授業・研修報告 地域・在宅看護論概論④

こんにちは。シオン訪問看護ステーションです。
4回目の授業報告書は「暮らしと地域、地域システム」**。
学生たちと「地域を看る」ことの意味を深掘りしました。

「地域」と一口に言っても、その範囲はさまざまです。
地球規模で見ればアジアやヨーロッパも一つの地域であり、国や都道府県、市区町村も地域といえます。地域・在宅看護では、一般的に中学校区程度を一つの地域として捉えますが、実際には住民の年齢構成や生活基盤、健康状態によってその範囲は変化します。
地域とは単なる地理的区分ではなく、そこで暮らす人々の生活によって形づくられるものです。
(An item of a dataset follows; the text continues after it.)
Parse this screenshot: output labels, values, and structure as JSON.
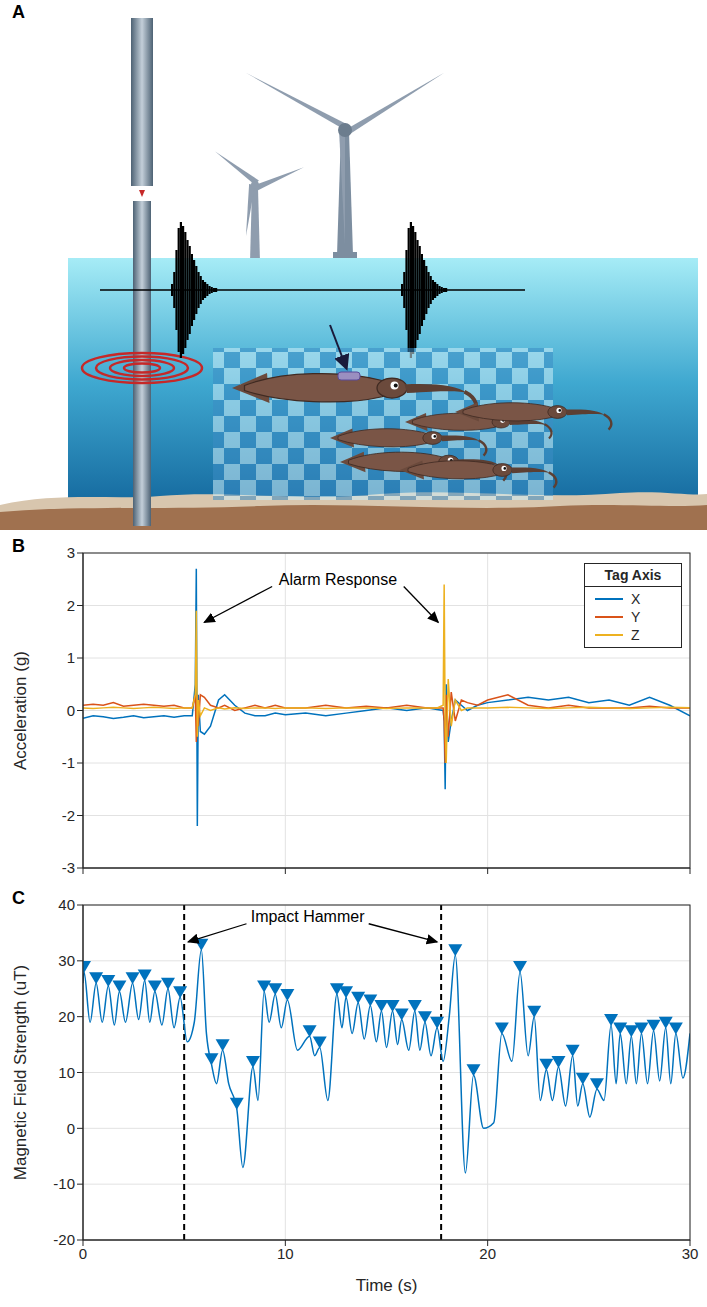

地域在宅分野では、「人々の生活や行動の基礎となるエリア」を地域と考えます。生活圏は、徒歩圏内の日常生活を支える一次生活圏から、高度な医療を担う三次生活圏までに分類されます。しかし過疎地域では、日常生活に必要な施設が身近にない場合もあり、地域ごとの特性や多様性があることを学びました。

講義では、大阪府・北海道・島根県を例に地域を比較しました。大阪や北海道は具体的なイメージが挙がりましたが、島根県は印象が浮かびにくい様子が見られました。そこで、スターバックスの店舗数という視点から地域を見てみると、人口構成によって店舗数に差があることが分かりました。

さらに大阪府と島根県の人口を比較すると、大阪は島根の約13倍です。島根県では高齢化と若年層の流出が進み、大阪府も自然減少により人口減少傾向にあります。人口規模だけでなく、年齢構成や人口動態によって地域の特徴は大きく異なることが分かります。

また、堺市と過疎地域を比較し、医療体制や社会基盤、地域資源の違いについて考えました。地域ごとに利用できる資源は異なり、その違いを理解したうえで必要な支援を評価することが重要です。

地域に資源があっても、社会的背景によって健康は左右されます。SDH(社会的決定要因)の視点から生活環境を整えることは、QOLの向上につながります。病気だけを見るのではなく、地域全体を視野に入れることが大切です。 「住む場所が変われば、利用できる地域資源も変わるのではないか」
その視点から、86歳のAさんを例に考えました。慢性疾患を抱えながら、家族や介護保険サービスを利用して生活しているAさんが、もし島根県へ引っ越したらどうなるか。医療資源や生活の楽しみとなる社会資源の違いが、生活や健康維持にどう影響するのかを学生と検討しました。

地域を評価するうえで重要なのは、地域全体を俯瞰する「鳥の目」と、個人の生活に寄り添う「虫の目」です。医療・介護・福祉・行政などが連携する地域システムの中で、利用者様と家族様を支える仕組みが成り立っています。在宅ケアでは、家族と地域の支援を適切に調整する視点が求められます。

住んでいる地域の特性を知り、多様性を理解すること。そして地域の強みや弱みを評価し、利用者様と家族様を社会・地域システムにつなぐことの重要性を学びました。

今回もここまで読んでいただき、ありがとうございました。